The most beautiful lake country on the continent

More damage Trump is determined to do, this time to a wilderness area in northern Minnesota:

Today this region, the Boundary Waters Canoe Area Wilderness, looks almost exactly as it appeared 10,000 years ago when Paleo-Indians lived there. Sigurd Olson, the naturalist and writer who guided there for three decades, called it “the most beautiful lake country on the continent.” Few who see it would disagree. Today it is the most visited wilderness area in the United States.

But now this special place is at great risk.

Late last year the Interior Department concluded that the two expired leases held by a Chilean-owned company, Twin Metals Minnesota, should be reinstated for copper and nickel mining near the border of the Boundary Waters. This reversed a decision made at the end of the Obama administration, which rejected the leases after the Forest Service concluded that a mine there “posed an inherent potential risk” that threatened “serious and irreplaceable harm” to the wilderness.

To the Obama administration that was a bad thing, but the Trump people love to destroy wilderness. The Trump administration says those leases must be renewed.

These actions are another chapter in President Trump’s continuing assault on the nation’s most precious natural and cultural lands. They are of a piece with the shrinking of Bears Ears National Monument in Utah by 85 percent to carve out areas believed to contain oil and gas reserves and large uranium deposits. By giving the extractive industries virtually everything they want in Utah, Alaska, Minnesota and elsewhere, this administration has sent an unambiguous message: There is no place on our public lands — or waters — that is inviolable if there are resources to be exploited.

Condos in the Grand Canyon, casinos in Yosemite, steel mills in Yellowstone.

This is not the first threat to the Boundary Waters. In the early 1960s, there were battles over logging, timber roads and the use of motorboats and snowmobiles. Though the area was included in the 1964 Wilderness Act, some logging and motor use were allowed to continue. Finally in 1978 Congress passed the Boundary Waters Canoe Area Wilderness Act, which expanded its size, restricted motorboat use, ended logging and banned mining in the wilderness and some adjacent lands.

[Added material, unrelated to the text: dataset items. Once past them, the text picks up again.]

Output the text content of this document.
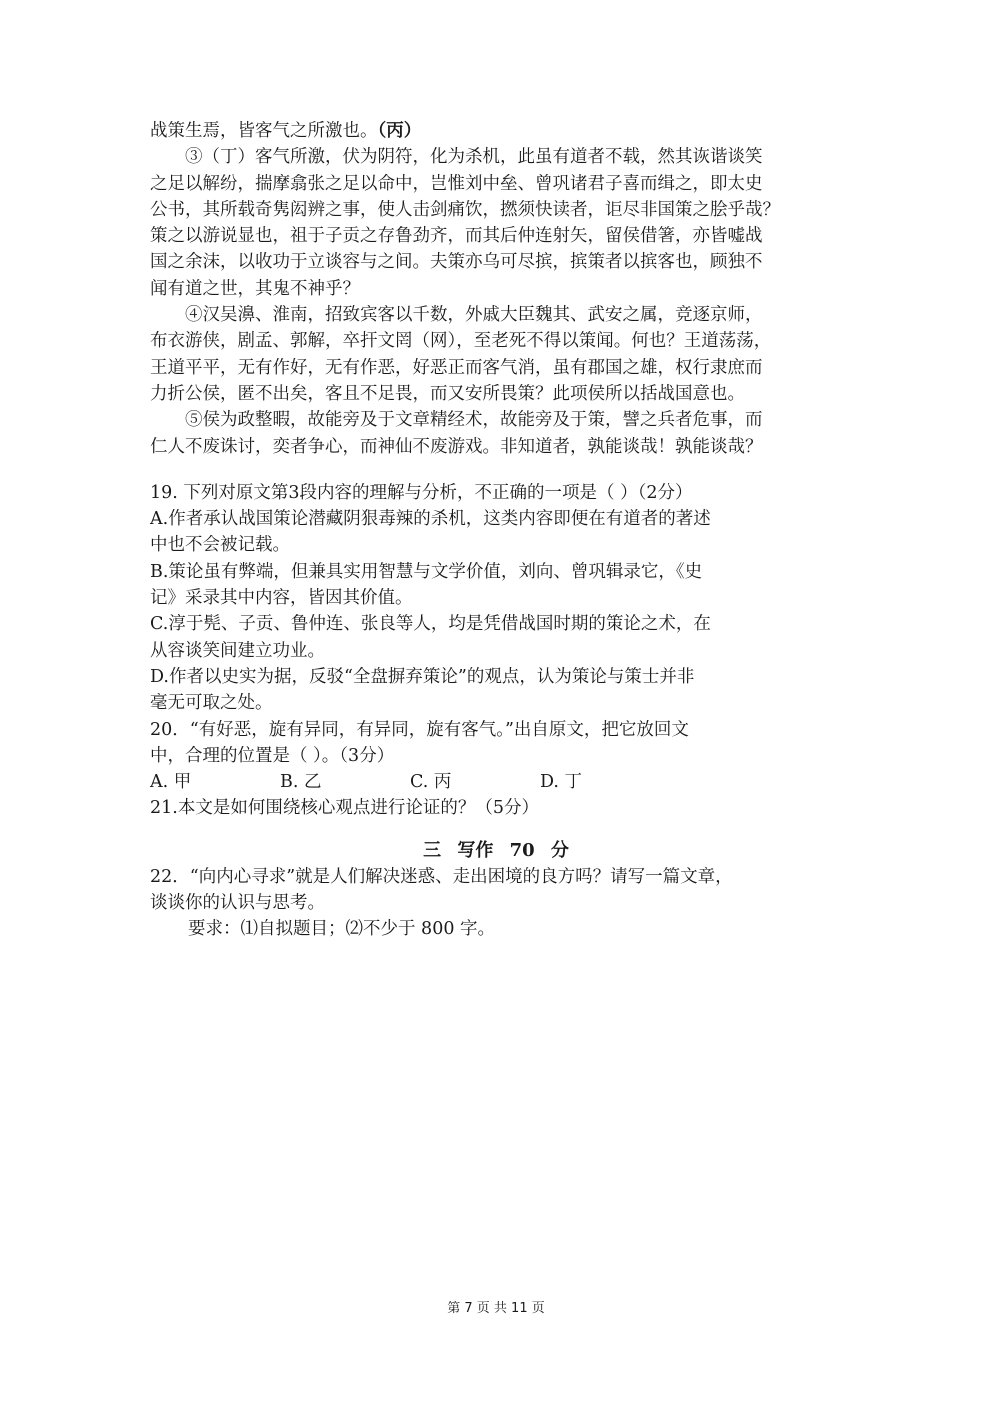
战策生焉，皆客气之所激也。（丙）
③（丁）客气所激，伏为阴符，化为杀机，此虽有道者不载，然其诙谐谈笑
之足以解纷，揣摩翕张之足以命中，岂惟刘中垒、曾巩诸君子喜而缉之，即太史
公书，其所载奇隽闳辨之事，使人击剑痛饮，撚须快读者，讵尽非国策之脍乎哉？
策之以游说显也，祖于子贡之存鲁劲齐，而其后仲连射矢，留侯借箸，亦皆嘘战
国之余沫，以收功于立谈容与之间。夫策亦乌可尽摈，摈策者以摈客也，顾独不
闻有道之世，其鬼不神乎？
④汉吴濞、淮南，招致宾客以千数，外戚大臣魏其、武安之属，竞逐京师，
布衣游侠，剧孟、郭解，卒扞文罔（网），至老死不得以策闻。何也？王道荡荡，
王道平平，无有作好，无有作恶，好恶正而客气消，虽有郡国之雄，权行隶庶而
力折公侯，匿不出矣，客且不足畏，而又安所畏策？此项侯所以括战国意也。
⑤侯为政整暇，故能旁及于文章精经术，故能旁及于策，譬之兵者危事，而
仁人不废诛讨，奕者争心，而神仙不废游戏。非知道者，孰能谈哉！孰能谈哉？
19. 下列对原文第3段内容的理解与分析，不正确的一项是（ ）（2分）
A.作者承认战国策论潜藏阴狠毒辣的杀机，这类内容即便在有道者的著述
中也不会被记载。
B.策论虽有弊端，但兼具实用智慧与文学价值，刘向、曾巩辑录它，《史
记》采录其中内容，皆因其价值。
C.淳于髡、子贡、鲁仲连、张良等人，均是凭借战国时期的策论之术，在
从容谈笑间建立功业。
D.作者以史实为据，反驳“全盘摒弃策论”的观点，认为策论与策士并非
毫无可取之处。
20．“有好恶，旋有异同，有异同，旋有客气。”出自原文，把它放回文
中，合理的位置是（ ）。（3分）
A. 甲	B. 乙	C. 丙	D. 丁
21.本文是如何围绕核心观点进行论证的？（5分）
三 写作 70 分
22．“向内心寻求”就是人们解决迷惑、走出困境的良方吗？请写一篇文章，
谈谈你的认识与思考。
要求：⑴自拟题目；⑵不少于 800 字。
第 7 页 共 11 页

But there are ore deposits there, and Twin Metals Minnesota wants’em.

The danger is that mining these sulfide ores can result in contaminated water seeping and flowing into lakes, rivers, streams and wetlands and groundwater. Because of the interconnected waterways in the wilderness area, much of the area’s watershed could become polluted. Once that happens, there is no fixing it.

TMM says don’t worry! We’ll be super super careful! It will be fine!

Twin Metals argues that the risk for pollution from the sites will be minimal. But the idea that pollution can be prevented by mitigation measures has proved wrong time and again at other mines. Studies undertaken for opponents of mining have concluded that the highly toxic waste from a single mine in the wilderness area’s watershed could continuously pollute the Boundary Waters for hundreds of years.